Looking back at both teams' record and results through the season quickly squashed thoughts of the Red Elephants being undeserving of their place in the final four.
Like the Longhorns, the Red Elephants were undefeated through the season. While their scoring had slowed in Nationals, no team had put up more than nine points against them, and there was plenty of shutouts in those games going back to their regular season.
The Longhorns, however, were consistently beating everyone by over twenty, almost thirty. Most impressive was that they'd scored at least forty in EVERY game.
Jackson lay back, closing his laptop. It was a strain to keep his eyes open, though checking the time showed it was already past three in the morning. He wasn't going to have a good time at school after he woke up, but he couldn't think about that at the moment.
Even as he closed his eyes, he was still thinking about next weekend.
The Dons versus the Longhorns. What a game that would be. The number one defence, versus the number one offence. Which side would prove themselves as the real number one?
Everything pointed to the Longhorns. The Dons were strong, and miraculous, but how could anyone compete with what the Longhorns had done to every opponent before them? How were the Titans supposed to compete with either side? How was he supposed to compete with Kentavious and Tyrese?

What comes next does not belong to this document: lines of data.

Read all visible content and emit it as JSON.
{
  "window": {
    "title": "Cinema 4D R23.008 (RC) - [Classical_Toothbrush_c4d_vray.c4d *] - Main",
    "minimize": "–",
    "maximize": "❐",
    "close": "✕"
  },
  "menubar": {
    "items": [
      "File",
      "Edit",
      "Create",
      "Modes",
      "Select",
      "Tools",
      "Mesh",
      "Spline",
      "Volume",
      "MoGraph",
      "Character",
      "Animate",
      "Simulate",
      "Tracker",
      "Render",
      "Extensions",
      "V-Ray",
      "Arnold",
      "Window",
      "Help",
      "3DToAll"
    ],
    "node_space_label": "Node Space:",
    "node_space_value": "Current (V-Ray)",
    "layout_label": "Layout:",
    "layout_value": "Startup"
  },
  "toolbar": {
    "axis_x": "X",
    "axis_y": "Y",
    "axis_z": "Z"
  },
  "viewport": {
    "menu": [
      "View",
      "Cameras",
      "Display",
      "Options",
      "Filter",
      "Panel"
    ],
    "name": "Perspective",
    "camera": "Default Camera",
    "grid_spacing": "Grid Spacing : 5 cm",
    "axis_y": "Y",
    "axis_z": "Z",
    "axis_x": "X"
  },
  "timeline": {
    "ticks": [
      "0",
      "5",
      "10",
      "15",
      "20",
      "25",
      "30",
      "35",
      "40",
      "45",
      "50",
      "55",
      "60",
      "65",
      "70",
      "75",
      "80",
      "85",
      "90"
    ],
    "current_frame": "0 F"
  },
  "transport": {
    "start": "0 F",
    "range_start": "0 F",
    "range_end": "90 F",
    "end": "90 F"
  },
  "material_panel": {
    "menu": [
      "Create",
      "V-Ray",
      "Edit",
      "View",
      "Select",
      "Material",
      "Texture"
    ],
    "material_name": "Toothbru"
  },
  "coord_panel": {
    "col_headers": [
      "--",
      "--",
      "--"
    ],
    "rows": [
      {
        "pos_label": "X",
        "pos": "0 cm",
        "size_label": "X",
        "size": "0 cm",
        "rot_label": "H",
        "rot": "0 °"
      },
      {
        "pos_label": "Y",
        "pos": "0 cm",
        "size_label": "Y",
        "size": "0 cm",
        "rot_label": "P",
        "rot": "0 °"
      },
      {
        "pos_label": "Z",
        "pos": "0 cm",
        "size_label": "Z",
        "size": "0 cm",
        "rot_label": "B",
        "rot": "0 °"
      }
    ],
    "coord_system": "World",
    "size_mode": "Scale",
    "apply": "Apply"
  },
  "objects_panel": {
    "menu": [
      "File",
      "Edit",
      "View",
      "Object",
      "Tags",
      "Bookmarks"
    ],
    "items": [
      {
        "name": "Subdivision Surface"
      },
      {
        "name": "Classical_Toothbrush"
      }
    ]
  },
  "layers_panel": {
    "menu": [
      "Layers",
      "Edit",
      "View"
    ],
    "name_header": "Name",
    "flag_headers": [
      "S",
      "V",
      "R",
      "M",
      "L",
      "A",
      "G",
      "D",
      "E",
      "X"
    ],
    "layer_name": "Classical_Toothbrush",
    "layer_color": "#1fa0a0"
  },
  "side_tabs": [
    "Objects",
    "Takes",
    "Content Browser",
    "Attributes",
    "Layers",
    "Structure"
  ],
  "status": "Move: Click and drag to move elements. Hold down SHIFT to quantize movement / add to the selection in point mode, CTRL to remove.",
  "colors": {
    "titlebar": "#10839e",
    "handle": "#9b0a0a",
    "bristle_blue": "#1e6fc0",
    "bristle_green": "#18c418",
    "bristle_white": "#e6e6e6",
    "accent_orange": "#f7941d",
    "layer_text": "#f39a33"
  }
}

They were in the same year as him, both freshmen. Yet they were already competing to prove who was the best player in high school. Every time he took a step forward, the mountain he needed to climb grew a mile higher.

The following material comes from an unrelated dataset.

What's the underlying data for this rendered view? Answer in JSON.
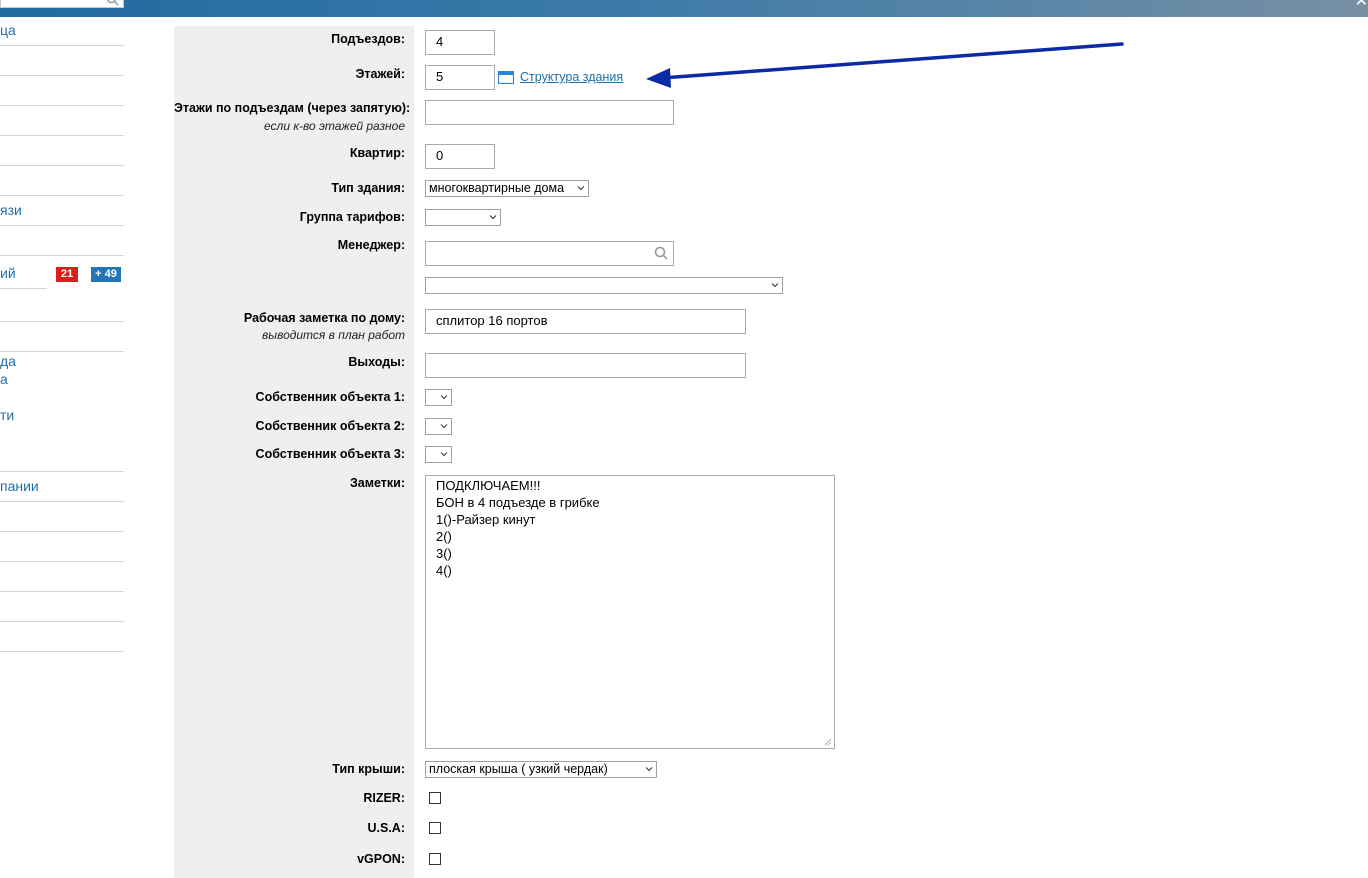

However, as Jackson drifted off, picturing this ever growing mountain that pierced the clouds and continued upwards until its peak was nestled amongst the stars, he smiled. The mountain could keep growing, Ty and Kentavious could keep running ahead. He WOULD catch them. Not only that, but he'd overtake them too.
He dreamed of scaling a mountain of infinity. Sometimes he climbed for days, weeks, years even—at one point he climbed so long his hair was grey and falling out, and a beard longer than himself trailed off behind him, blowing in the wind—and though the peak was always within sight, it was never within reach. He fell every time, endlessly, for all of eternity. Yet every time he did, he got back up, dusted himself off, and began the climb again.